Poor sleep is associated with several illnesses. Does sleeping less increase the risk of life-threatening flare-ups in people with chronic obstructive pulmonary disease, or COPD? A new research shows that this happens.
The new study supported by National Institutes of Health, said that the risk for these flare-ups – sudden bouts of worsening breathing – was 25% to 95% higher in people who experienced poor sleep than in people who had good quality sleep.
The observational study, one of the largest to look at the links between sleep quality and COPD flare-ups, was funded by the National Heart, Lung, and Blood Institute (NHLBI), part of the NIH.
COPD
COPD, a progressive, incurable lung condition that makes breathing difficult, affects more than 16 million adults in the United States and is a leading cause of death. COPD flare-ups, also known as exacerbations, can last for days and even weeks and are triggered by a variety of factors ranging from pollutants to cold and flu viruses, Poor sleep can weaken the immune system of a healthy person and make them more susceptible to colds and the flu; and this vulnerability can increase in people with COPD.
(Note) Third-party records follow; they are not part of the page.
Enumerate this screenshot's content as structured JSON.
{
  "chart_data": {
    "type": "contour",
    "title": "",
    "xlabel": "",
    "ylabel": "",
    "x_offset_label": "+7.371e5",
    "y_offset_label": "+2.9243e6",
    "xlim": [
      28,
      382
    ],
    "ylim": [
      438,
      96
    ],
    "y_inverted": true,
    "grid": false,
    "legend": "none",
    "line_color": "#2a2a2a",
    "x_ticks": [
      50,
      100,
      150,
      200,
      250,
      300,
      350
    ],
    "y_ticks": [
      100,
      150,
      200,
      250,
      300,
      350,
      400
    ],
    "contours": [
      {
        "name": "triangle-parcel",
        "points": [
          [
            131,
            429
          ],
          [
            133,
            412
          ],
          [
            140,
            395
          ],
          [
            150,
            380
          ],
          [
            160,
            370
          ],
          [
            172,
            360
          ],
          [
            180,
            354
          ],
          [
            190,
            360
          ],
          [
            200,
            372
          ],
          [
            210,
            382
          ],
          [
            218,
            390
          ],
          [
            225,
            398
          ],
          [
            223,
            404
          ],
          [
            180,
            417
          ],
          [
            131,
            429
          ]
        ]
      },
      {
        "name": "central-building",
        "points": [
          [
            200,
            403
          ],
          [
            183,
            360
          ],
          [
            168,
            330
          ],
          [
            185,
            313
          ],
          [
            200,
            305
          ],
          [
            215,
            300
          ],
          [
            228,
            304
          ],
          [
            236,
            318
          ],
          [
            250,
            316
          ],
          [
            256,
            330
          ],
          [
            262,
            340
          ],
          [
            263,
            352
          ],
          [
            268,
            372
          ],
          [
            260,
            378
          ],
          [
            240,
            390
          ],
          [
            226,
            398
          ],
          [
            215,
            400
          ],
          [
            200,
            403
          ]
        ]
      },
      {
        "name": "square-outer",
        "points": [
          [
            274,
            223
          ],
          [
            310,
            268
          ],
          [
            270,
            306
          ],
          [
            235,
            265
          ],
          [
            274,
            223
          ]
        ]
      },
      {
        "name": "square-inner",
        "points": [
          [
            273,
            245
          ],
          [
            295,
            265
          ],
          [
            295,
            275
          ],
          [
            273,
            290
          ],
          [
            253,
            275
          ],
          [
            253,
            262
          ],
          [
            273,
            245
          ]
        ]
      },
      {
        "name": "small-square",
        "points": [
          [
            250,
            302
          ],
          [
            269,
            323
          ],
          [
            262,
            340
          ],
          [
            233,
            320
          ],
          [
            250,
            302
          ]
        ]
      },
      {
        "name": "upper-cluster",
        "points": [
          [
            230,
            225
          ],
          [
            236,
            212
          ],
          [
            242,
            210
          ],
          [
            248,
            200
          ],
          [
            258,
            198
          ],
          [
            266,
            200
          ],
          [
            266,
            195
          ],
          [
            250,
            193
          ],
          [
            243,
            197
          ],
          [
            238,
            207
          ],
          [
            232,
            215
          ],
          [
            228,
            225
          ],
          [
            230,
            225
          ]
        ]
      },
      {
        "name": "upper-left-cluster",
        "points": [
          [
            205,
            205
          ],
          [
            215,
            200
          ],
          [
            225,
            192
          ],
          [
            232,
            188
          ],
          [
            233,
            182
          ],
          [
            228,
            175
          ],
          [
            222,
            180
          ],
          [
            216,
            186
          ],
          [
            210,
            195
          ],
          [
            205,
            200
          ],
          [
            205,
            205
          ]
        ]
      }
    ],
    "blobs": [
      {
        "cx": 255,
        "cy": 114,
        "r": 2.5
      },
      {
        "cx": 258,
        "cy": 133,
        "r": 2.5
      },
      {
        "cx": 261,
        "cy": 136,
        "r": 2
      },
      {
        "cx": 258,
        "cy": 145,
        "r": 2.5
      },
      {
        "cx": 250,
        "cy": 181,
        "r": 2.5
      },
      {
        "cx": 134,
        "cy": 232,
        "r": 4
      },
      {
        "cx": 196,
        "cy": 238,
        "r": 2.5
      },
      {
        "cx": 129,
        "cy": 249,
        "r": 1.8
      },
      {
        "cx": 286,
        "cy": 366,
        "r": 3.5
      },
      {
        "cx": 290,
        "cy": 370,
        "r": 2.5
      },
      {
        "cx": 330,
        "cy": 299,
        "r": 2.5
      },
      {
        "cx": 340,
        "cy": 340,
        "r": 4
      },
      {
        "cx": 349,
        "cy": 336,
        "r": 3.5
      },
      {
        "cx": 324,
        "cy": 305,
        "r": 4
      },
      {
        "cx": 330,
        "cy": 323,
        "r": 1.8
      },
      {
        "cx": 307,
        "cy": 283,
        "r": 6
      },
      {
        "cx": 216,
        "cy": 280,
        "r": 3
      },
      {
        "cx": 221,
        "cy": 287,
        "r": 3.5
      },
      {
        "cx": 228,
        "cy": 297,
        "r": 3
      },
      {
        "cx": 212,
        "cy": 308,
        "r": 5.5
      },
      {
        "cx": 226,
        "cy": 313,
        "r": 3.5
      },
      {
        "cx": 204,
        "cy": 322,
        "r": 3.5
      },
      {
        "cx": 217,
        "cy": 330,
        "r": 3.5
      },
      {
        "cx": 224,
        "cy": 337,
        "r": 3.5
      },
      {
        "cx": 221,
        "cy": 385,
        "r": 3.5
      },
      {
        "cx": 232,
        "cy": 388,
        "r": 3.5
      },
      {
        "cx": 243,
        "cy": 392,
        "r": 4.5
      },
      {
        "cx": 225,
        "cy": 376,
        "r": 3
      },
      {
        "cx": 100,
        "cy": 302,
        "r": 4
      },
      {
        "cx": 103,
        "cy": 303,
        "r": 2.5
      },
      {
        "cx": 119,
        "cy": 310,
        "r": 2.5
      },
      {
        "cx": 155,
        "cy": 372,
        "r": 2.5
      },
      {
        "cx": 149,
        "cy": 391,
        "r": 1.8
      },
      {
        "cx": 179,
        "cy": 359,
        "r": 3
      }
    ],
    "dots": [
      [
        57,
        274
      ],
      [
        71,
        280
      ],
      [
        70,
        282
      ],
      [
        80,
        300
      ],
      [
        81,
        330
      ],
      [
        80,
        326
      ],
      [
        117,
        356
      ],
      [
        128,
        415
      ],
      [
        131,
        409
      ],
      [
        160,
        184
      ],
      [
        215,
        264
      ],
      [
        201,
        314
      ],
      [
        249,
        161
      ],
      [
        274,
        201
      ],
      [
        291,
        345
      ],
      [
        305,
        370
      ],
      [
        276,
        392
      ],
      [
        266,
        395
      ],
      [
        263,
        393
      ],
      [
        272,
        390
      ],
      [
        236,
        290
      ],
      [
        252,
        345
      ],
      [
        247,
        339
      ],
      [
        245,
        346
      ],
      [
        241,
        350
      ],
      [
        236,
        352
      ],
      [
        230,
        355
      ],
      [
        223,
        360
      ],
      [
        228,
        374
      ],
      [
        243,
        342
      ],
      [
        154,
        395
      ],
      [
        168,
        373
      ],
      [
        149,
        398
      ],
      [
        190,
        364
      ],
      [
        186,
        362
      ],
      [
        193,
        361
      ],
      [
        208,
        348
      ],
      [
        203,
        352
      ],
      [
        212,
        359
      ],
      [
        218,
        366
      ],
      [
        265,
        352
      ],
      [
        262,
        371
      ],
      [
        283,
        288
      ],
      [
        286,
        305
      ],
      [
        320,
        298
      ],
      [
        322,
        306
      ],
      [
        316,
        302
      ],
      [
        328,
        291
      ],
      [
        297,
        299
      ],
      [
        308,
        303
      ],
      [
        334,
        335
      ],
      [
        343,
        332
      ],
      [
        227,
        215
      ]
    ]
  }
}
Although scientists have long known that people with COPD often experience sleep disturbances, the role of poor sleep as a trigger of COPD exacerbations has been understudied, with major research on this topic providing conflicting evidence. The current study fills an important knowledge gap, investigators say.
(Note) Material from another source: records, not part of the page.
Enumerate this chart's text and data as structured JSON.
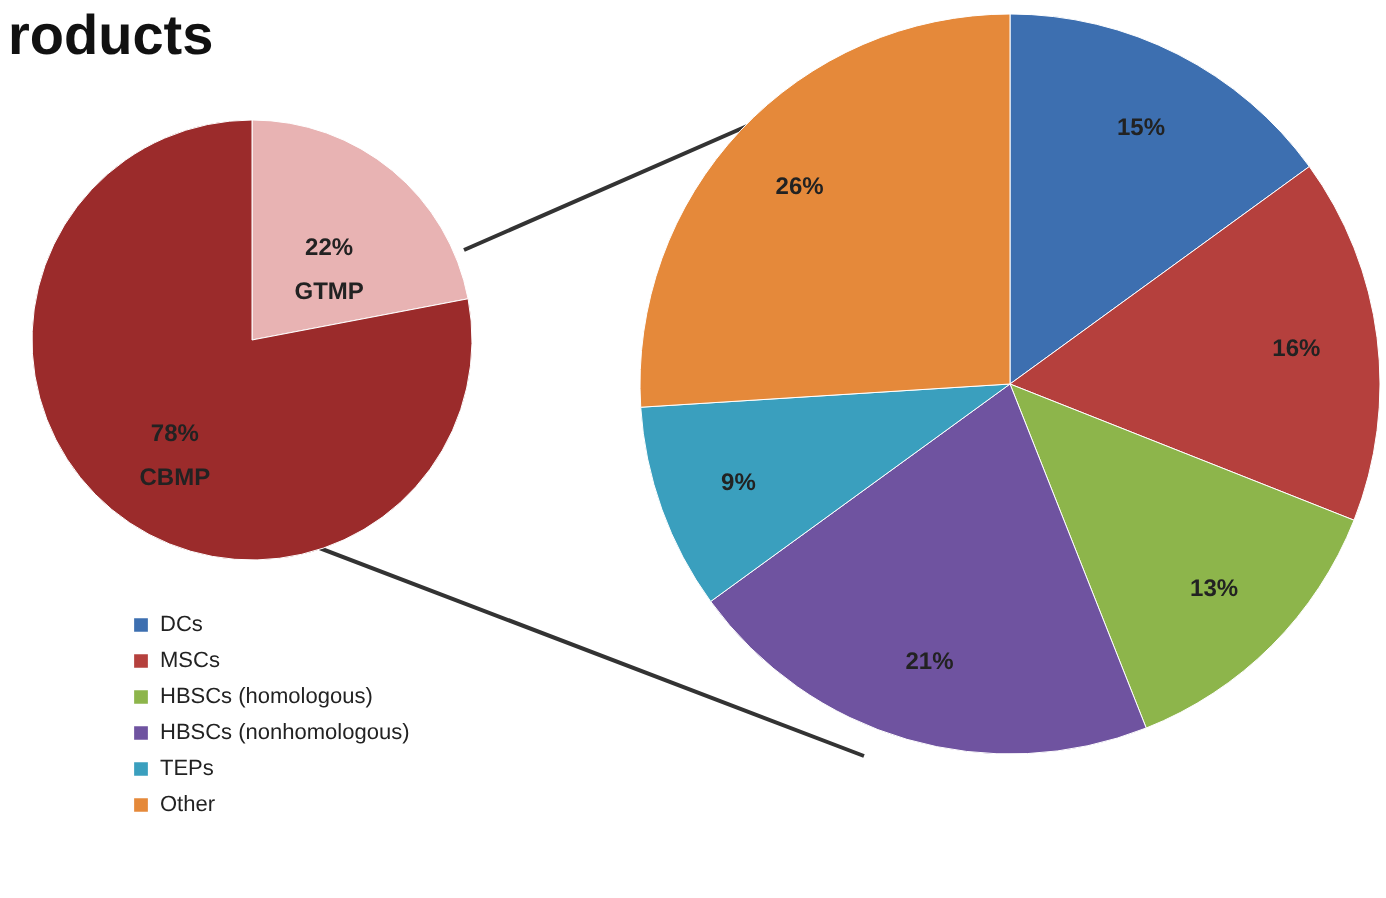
{
  "chart_data": [
    {
      "type": "pie",
      "title": "roducts",
      "categories": [
        "GTMP",
        "CBMP"
      ],
      "values": [
        22,
        78
      ],
      "colors": [
        "#e8b3b3",
        "#9b2b2b"
      ],
      "value_labels": [
        "22%",
        "78%"
      ],
      "legend": false
    },
    {
      "type": "pie",
      "categories": [
        "DCs",
        "MSCs",
        "HBSCs (homologous)",
        "HBSCs (nonhomologous)",
        "TEPs",
        "Other"
      ],
      "values": [
        15,
        16,
        13,
        21,
        9,
        26
      ],
      "colors": [
        "#3d6fb0",
        "#b5403d",
        "#8db54b",
        "#6f53a0",
        "#3a9fbe",
        "#e5893a"
      ],
      "value_labels": [
        "15%",
        "16%",
        "13%",
        "21%",
        "9%",
        "26%"
      ],
      "legend": "bottom left"
    }
  ]
}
Among those who already have COPD, knowing how they sleep at night will tell me much more about their risk of a flare-up than knowing whether they smoked for 40 versus 60 years,” said lead study author Aaron Baugh, M.D., a clinical fellow at the University of California San Francisco Medical School and a practicing pulmonologist. That is very surprising and is not necessarily what I expected going into this study. Smoking is such a central process to COPD that I would have predicted it would be the more important predictor in the case of exacerbations.”
METHOD
For the study, the researchers followed 1,647 people with confirmed COPD who were enrolled in the Subpopulations and Intermediate Outcome Measures in COPD Study (SPIROMICS link is external), a multi-center U.S. longitudinal study funded by the NHLBI and the COPD Foundation and designed to evaluate COPD sub populations outcomes, and biomarkers. All the participants in this specific study were current or former tobacco smokers with a confirmed diagnosis of COPD, and they underwent at least one initial sleep evaluation upon enrolment. The researchers recorded COPD flare-ups over a three-year follow-up period and compared these measurements against the sleep quality of the participants. The researchers used a common tool for analyzing self-reported sleep quality – a combination of seven sleep measures, including sleep duration, timing of sleep, and frequency of disturbances.
They found that in general, poor sleep quality was strongly associated with a higher total of COPD flare-ups. Compared to those participants with the best possible sleep, those who were at the threshold or at the base level of poor sleep had a 25% increased chance of having a COPD flare-up with in the next year. Those with the worst sleep had a nearly 95% increased risk of having a COPD exacerbation within the next year.
“Our work provides a strong rationale in to paying more attention to sleep than we have in the past, from both a clinical and research perspective,” said Baugh.
Marishka Brown, Ph.D., director of the NHLBI’s National Center on Sleep Disorders Research, said, “This study adds to a growing knowledge base demonstrating the harmful effects of poor sleep on health in general but can be particularly damaging in people with devastating preexisting conditions, such as COPD.”